Not that I had anyone to blame for the destruction of my life other than myself since it all started when I turned my boyfriend gay.

I know what you’re thinking—that’s not possible. But let me assure you, it most certainly is.

I am living proof.

I wanted to ask if Lara had partially gotten these magazines in the hope that, if I learned how to make a man beg for more in ten easy steps, my next boyfriend wouldn’t fall victim to my personal doom.

Instead, I opted to ignore the magazines altogether.

“I’m keeping the nail polish.”

She nodded. “Thought it was your style. Now, come on, flip open a magazine and get to studying. We’re fixing your life, and it starts today.”

I let out a little snort. “Do you have a time machine?”

“Stop it.” Lara waved a page with a quiz at me. “How about we figure out your best colors. You hold swatches up to your skin to see if you’re an autumn or a spring or—”

I flopped back on the couch. “You don’t have to do this, you know. You’re already being too nice by letting me stay here.”

Lara rolled her eyes like she always did when I mentioned it. “It’s no problem. I know you would have done the same if something like that had happened to me.”

“Except it wouldn’t.” I punched the pillow behind my head and turned to face her. “You play it smart. Stay single, stay away from guys—”

“As if that’s a choice,” Lara said with an eye roll.

“It’s a good one. Then you don’t end up here, on your best friend’s couch with no apartment, no job, and no mojo.” I blew a strand of dull brown hair away from my face, and Lara gripped my wrist.

“It’s not your fault.

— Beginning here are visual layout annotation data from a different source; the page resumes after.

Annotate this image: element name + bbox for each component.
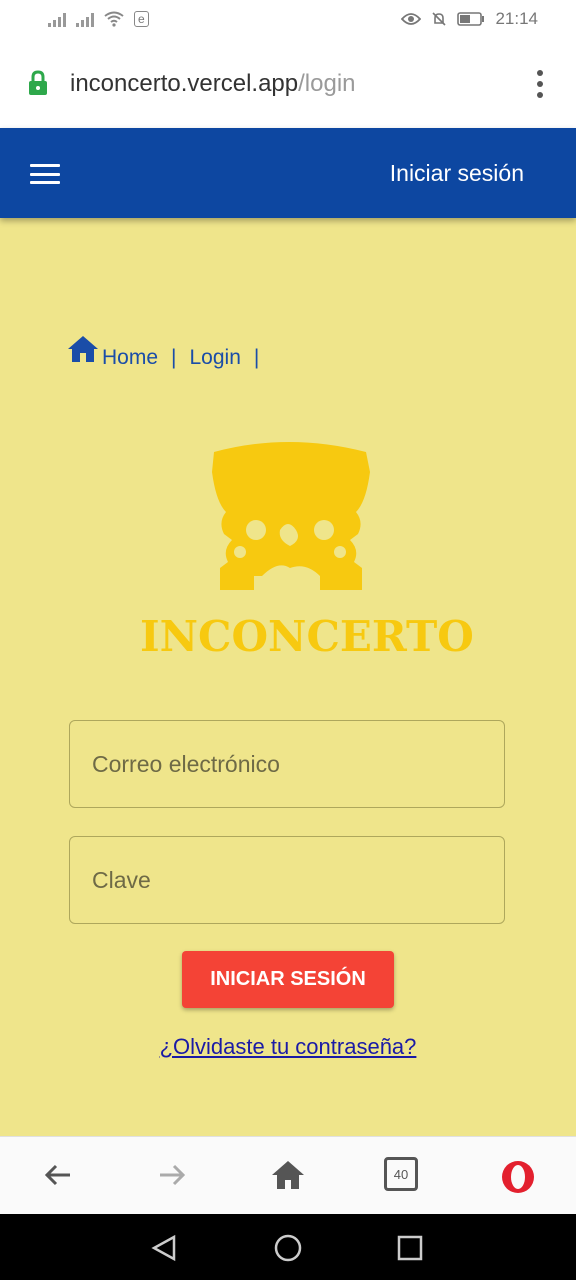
- url-text[interactable]: inconcerto.vercel.app/login: [70, 70, 356, 98]
- url-path: /login: [298, 70, 356, 97]
- muted-bell-icon: [432, 12, 447, 26]
- breadcrumb-separator: |: [171, 346, 177, 369]
- forward-arrow-icon[interactable]: [156, 1159, 188, 1191]
- forgot-password-link[interactable]: ¿Olvidaste tu contraseña?: [160, 1034, 417, 1059]
- logo-wordmark: INCONCERTO: [140, 612, 474, 661]
- breadcrumb-login-link[interactable]: Login: [190, 346, 241, 370]
- breadcrumb-home-link[interactable]: Home: [102, 346, 158, 370]
- clock: 21:14: [495, 9, 538, 28]
- back-arrow-icon[interactable]: [42, 1159, 74, 1191]
- url-host: inconcerto.vercel.app: [70, 70, 299, 97]
- forgot-password-row: ¿Olvidaste tu contraseña?: [0, 1034, 576, 1060]
- system-back-icon[interactable]: [150, 1234, 178, 1262]
- menu-icon[interactable]: [30, 164, 60, 184]
- wifi-icon: [104, 11, 124, 27]
- browser-url-bar[interactable]: inconcerto.vercel.app/login: [0, 40, 576, 128]
- carrier-badge: e: [134, 11, 149, 27]
- signal-icon-2: [76, 11, 94, 27]
- login-button[interactable]: INICIAR SESIÓN: [182, 951, 394, 1008]
- browser-menu-icon[interactable]: [536, 70, 544, 98]
- tabs-counter[interactable]: 40: [384, 1157, 418, 1191]
- inconcerto-logo-mark: [212, 442, 370, 590]
- lock-icon: [29, 70, 47, 95]
- email-field[interactable]: [69, 720, 505, 808]
- browser-bottom-bar: 40: [0, 1136, 576, 1215]
- home-nav-icon[interactable]: [270, 1159, 306, 1191]
- system-recents-icon[interactable]: [397, 1235, 423, 1261]
- home-icon[interactable]: [66, 334, 100, 364]
- password-input[interactable]: [70, 837, 504, 923]
- status-bar: e 21:14: [0, 0, 576, 40]
- breadcrumb: Home | Login |: [66, 334, 272, 370]
- system-home-icon[interactable]: [273, 1233, 303, 1263]
- opera-icon[interactable]: [500, 1159, 536, 1195]
- appbar-title[interactable]: Iniciar sesión: [390, 160, 524, 187]
- signal-icon: [48, 11, 66, 27]
- battery-icon: [457, 12, 485, 26]
- app-bar: Iniciar sesión: [0, 128, 576, 218]
- email-input[interactable]: [70, 721, 504, 807]
- eye-icon: [401, 13, 422, 25]
- system-navigation-bar: [0, 1214, 576, 1280]
- breadcrumb-separator: |: [253, 346, 260, 369]
- password-field[interactable]: [69, 836, 505, 924]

You just didn’t know.”

Didn’t know was an understatement.

I was shocked. Floored. Frigging destroyed.

Of course, in hindsight, there were little things. Like, for example, he’d wanted to try a few things that were . . . less than usual for me in the bedroom, but I’d chalked that up to my relative inexperience. Half the stuff he asked for I’d never even heard of, and even though I did my best to please him, I was considerably less than masterful with the strap-on he’d gotten me as a birthday gift. It felt like every time I tried to step outside my carefully constructed sexual comfort zone, he walked away frustrated, and I walked away feeling a little less like a woman, a little less like a person, really, because I couldn’t seem to give him what he needed.

Maybe if I’d had these magazines then, I would have been able to make things turn out differently.

Maybe. But maybe not.

Holding my breath, I thought back to the night I’d woken to find an empty space in the bed beside me. I heard the low hum of the television and the telltale creaking of our ancient hand-me-down couch. Anxious to see if my boyfriend was all right, I’d crept into the living room only to find him sitting in the middle of the sofa with his hand stuffed down the front of his sweatpants, gay porn playing at low volume on the TV.

“What the hell?” I’d asked.

“What the hell with you?” he’d said, somewhat nonsensically. He ripped his hand away from his crotch like someone had electrocuted him, his eyes wide.

“Is that . . . is this what you’re into? Are you—” I’d sputtered, confused and hurt but hoping there was an explanation.